Before you can install CA Business Intelligence on Solaris or Linux, you must prepare the computer for the installation. When you prepare the computer, you create a non-root user for the CA Business Intelligence installation ,verify that the Oracle RDBMS is exposed to the installation of CA Business Intelligence and set the environment variables.

Follow these steps:

  1. Log in as a root user.
  2. Create a non-root user. The CA Business Intelligence installation requires a non-root user.

    For example, enter the following commands to create a user named bouser that belongs to the group other:

    groupadd other
    useradd -d /home/bouser -g other -m -s /bin/bash -c bouser bouser
    passwd bouser
    

    When prompted, enter and confirm a password for the user you defined.

  3. (Linux) Verify that the LANG environment variable is configured as follows:
    LANG=en US.utf8
    
  4. Log in as the non-root user you created.
  5. Enter the following commands to verify that the ORACLE_HOME and TNS_ADMIN environment variables are set correctly:
    echo $ORACLE_HOME
    echo $TNS_ADMIN
    

    A non-empty output verifies that these environment variables are valid. For example:

    /opt/oracle/app/oracle/product/10.2.0/client_1
    /opt/oracle/app/oracle/product/10.2.0/client_1/admin/network
    

    If you receive an empty output for the commands, verify that the variables are set for the non-root user you created. For example, edit /home/bouser/.profile as follows:

    ORACLE_HOME=/opt/oracle/app/oracle/product/10.2.0/client_1
    export ORACLE_HOME
    TNS_ADMIN=$ORACLE_HOME/network/admin
    export TNS_ADMIN
    
  6. Verify that LD_LIBRARY_PATH for your non-root user contains the following paths:
    $ORACLE_HOME/lib:$ORACLE_HOME/lib32
    

    For example, type the following command and search the output for these paths:

    echo $LD_LIBRARY_PATH
    

    If these paths are missing, append them to LD_LIBRARY_PATH. For example, edit /home/bouser/.profile as follows:

    LD_LIBRARY_PATH=$LD_LIBRARY_PATH:$ORACLE_HOME/lib:$ORACLE_HOME/lib32
    export LD_LIBRARY_PATH
    
  7. Verify that the folders in LD_LIBRARY_PATH and TNS_ADMIN are accessible, as follows:
    ls -l $ORACLE_HOME
    ls -l $TNS_ADMIN/tnsnames.ora
    

    The commands should not return a permission denied error.

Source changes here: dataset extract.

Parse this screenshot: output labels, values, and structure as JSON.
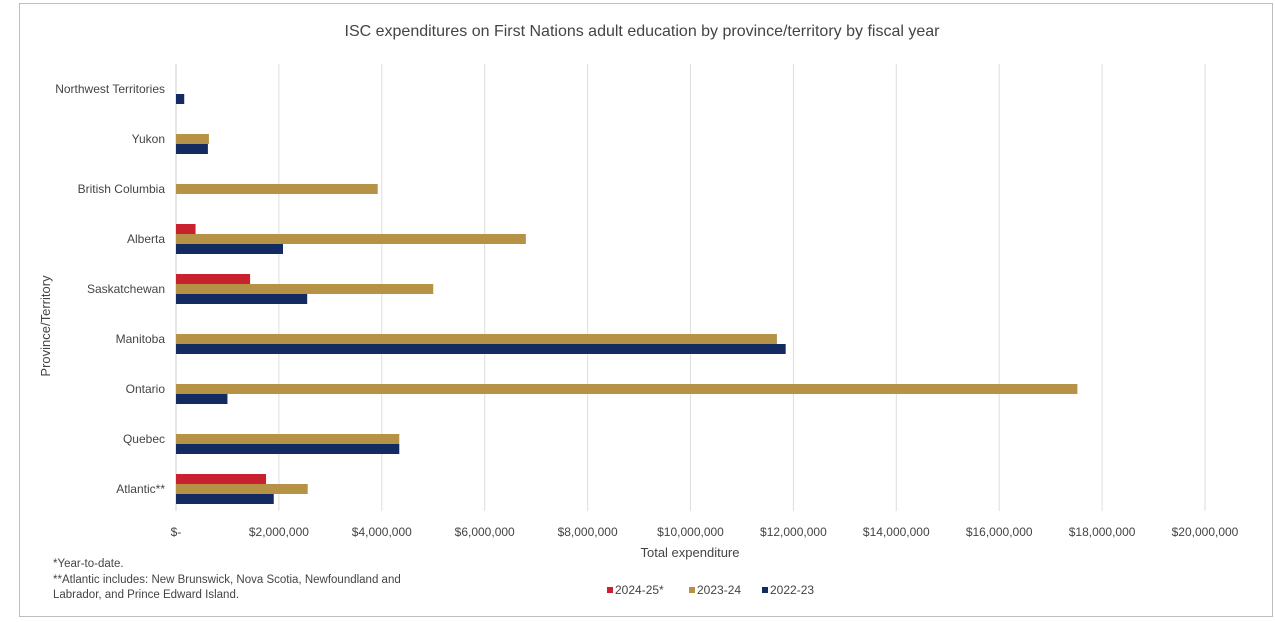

If they do, you must grant proper permissions. For example, the root/oracle user should run the following command:

    chmod -R +xr $ORACLE_HOME
    
  8. Verify that Oracle connectivity is valid, using the TNS Ping utility as follows:
    $ORACLE_HOME/bin/tnsping service_name
    

    The output from TNS Ping should look be similar to the following example:

    TNS Ping Utility for Solaris: Version 10.2.0.1.0 - Production on 07-MAY-2008 09:17:02
    Copyright (c) 1997, 2005, Oracle.  All rights reserved.
    Used parameter files:
    /opt/oracle/app/oracle/oracle/product/10.2.0/client_1/network/admin/sqlnet.ora
    Used TNSNAMES adapter to resolve the alias
    Attempting to contact (DESCRIPTION = (ADDRESS_LIST = (ADDRESS = (PROTOCOL = TCP)(HOST = 172.16.234.75)(PORT = 1521))) (CONNECT_DATA = (SERVICE_NAME = service_name)))
    OK (30 msec)
    

    You can now install CA Business Intelligence on Solaris or Linux.